Welcome rain and a continuation of cool temperatures prolong the diaphanous brilliance of fresh green beech leaves, distinctive against the varied colours of oaks and thin crowns of ash. Landmark clumps of beech planted by the Snell family (landowners in the 19th century), stand firm in south-westerly gales. On the parish’s northern edge, leaning beeches overhang the abandoned quarry where stone was once excavated to build the nearby engine houses for Wheal Langford and East Cornwall silver mine (both now converted into residences). The adjacent Fullaford Road – running from former mining country around Harrowbarrow to Callington – is a luminous avenue, arched over by beeches spread from outgrown hedgerows.
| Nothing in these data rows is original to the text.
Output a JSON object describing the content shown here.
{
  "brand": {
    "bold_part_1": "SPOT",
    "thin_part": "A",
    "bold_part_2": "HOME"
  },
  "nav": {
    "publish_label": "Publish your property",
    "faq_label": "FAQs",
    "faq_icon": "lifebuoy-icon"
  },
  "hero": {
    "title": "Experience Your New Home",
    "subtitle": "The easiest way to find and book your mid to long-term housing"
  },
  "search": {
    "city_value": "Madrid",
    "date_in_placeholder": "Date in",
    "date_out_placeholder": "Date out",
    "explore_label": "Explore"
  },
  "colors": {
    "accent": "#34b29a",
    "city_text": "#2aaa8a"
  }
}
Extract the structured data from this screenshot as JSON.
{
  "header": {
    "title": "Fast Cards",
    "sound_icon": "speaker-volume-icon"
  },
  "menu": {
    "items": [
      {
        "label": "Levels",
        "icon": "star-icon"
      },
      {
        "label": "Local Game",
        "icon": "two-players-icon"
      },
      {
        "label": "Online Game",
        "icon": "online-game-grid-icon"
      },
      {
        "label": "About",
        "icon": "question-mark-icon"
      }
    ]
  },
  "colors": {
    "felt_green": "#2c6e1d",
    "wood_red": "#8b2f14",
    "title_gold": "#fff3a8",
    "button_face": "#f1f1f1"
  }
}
Near to home, Summers Lane accesses fields of hard-grazed sheep pastures, taped-off paddocks for horses at livery and a meagre crop of spring barley, contrasting with lush vegetation on the lane side. There, rabbit-eroded earth is covered in new leaves sprouting from winter-flailed stumps and branches, tall fronds of male and scaly male ferns, garlic mustard and vibrant bluebells sprinkled with stitchwort and campion.
Down the hill, in the colder shade of Nanie Rowe’s wood, blackcaps chortle in the regenerating thickets, bluebells grow spindly and pale, spikes of hard fern remain tightly curled, and unfurled lady ferns have been singed by late valley frosts.